Fantasy · Humorous Fantasy

4 hand-picked fantasy and humorous fantasy books curated by NextBookAfter.

FantasyHumorous Fantasy
Cover of Kings of the Wyld

Kings of the Wyld

You adored The Princess Bride for its razor-sharp parody of fairy-tale tropes, blending heartfelt romance with over-the-top characters like the vengeful Inigo and giant Fezzik in absurdly clever escapades. It hooked you with meta humor that skewers heroism's folly while delivering genuine thrills and quotable banter for geeks and romantics alike. Kings of the Wyld amps up that satirical edge with aging mercenaries as rock-star heroes on a reunion quest full of dark comedy and trope subversions.

Cover of That Time I Got Drunk and Saved a Demon

That Time I Got Drunk and Saved a Demon

That morally gray villain stole your heart with his brooding charm and sharp dialogue—admit it, you'd follow Evie Sage into any magical disaster if the banter's this good. Assistant to the Villain delivered workplace satire in a fantasy world where dragons beat spreadsheets, and every quip feels like foreplay for a slow-burn romance that's equal parts hilarious and swoon-worthy. If you're hunting for another charismatic anti-hero paired with a sarcastic heroine who refuses to play damsel, your next guilty-pleasure read is waiting.

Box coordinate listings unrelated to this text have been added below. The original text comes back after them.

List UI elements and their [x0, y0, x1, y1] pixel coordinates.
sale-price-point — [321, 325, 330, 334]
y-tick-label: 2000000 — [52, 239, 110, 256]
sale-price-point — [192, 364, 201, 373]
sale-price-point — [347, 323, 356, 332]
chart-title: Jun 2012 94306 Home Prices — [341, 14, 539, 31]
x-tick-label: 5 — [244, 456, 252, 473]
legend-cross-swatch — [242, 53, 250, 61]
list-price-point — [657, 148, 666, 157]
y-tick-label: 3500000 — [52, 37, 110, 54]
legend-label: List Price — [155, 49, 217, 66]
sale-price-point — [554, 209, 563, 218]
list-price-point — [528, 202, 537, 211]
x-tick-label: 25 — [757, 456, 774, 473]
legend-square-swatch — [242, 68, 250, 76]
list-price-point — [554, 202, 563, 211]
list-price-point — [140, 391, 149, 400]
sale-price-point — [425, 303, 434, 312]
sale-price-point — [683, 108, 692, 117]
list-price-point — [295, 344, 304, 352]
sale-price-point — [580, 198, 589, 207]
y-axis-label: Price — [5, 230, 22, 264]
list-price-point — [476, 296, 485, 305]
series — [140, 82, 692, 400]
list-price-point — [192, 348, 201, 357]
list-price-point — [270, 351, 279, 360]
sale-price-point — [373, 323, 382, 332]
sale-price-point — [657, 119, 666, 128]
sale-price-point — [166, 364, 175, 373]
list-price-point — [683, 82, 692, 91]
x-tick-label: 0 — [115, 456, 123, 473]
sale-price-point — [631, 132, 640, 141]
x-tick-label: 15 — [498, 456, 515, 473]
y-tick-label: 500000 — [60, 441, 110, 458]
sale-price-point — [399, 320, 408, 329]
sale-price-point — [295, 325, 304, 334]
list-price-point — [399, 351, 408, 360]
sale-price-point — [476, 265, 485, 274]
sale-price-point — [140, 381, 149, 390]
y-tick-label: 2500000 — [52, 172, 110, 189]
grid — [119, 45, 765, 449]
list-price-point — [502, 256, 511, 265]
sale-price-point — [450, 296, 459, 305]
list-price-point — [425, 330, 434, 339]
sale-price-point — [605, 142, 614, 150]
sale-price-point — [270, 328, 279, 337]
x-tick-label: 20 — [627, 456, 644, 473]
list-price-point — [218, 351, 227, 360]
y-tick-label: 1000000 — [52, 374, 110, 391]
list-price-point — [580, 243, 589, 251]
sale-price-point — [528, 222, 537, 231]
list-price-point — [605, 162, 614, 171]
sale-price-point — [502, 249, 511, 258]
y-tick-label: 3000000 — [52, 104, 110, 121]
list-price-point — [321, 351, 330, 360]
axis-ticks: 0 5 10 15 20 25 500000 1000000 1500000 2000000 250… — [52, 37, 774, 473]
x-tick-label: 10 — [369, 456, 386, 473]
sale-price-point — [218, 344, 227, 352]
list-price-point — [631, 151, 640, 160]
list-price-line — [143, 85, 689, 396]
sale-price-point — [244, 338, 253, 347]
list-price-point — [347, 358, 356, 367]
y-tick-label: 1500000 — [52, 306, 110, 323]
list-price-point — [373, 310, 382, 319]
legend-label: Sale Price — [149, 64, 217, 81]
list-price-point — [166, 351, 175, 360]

Cover of The Mayor of Noobtown

The Mayor of Noobtown

If Dungeon Crawler Carl hooked you with its reluctant schlub Carl battling interstellar absurdity through sarcasm and sheer grit, get ready for more of that raw, unfiltered thrill in The Mayor of Noobtown. Dive into another everyman isekai'd into a chaotic LitRPG realm, surviving via wit, filthy banter, and game-breaking exploits that skewer fantasy tropes without apology. It's the perfect hit of satirical adventure, village-building chaos, and dopamine-fueled progression for gamers craving cathartic rebellion against exploitative systems.

Cover of The Wee Free Men

The Wee Free Men

If Bilbo's stumble from the Shire into dragon-guarded chaos made your heart race, Tiffany Aching's abrupt yanking from farm life into fairy realms will hit that same nerve. Pratchett rebuilds Tolkien's fireside warmth with sharp wit, folklore-soaked wonder, and a frying-pan-wielding heroine whose cleverness trumps swords. No love triangles, no cynicism—just pure mythical immersion that feels like discovery, not duty.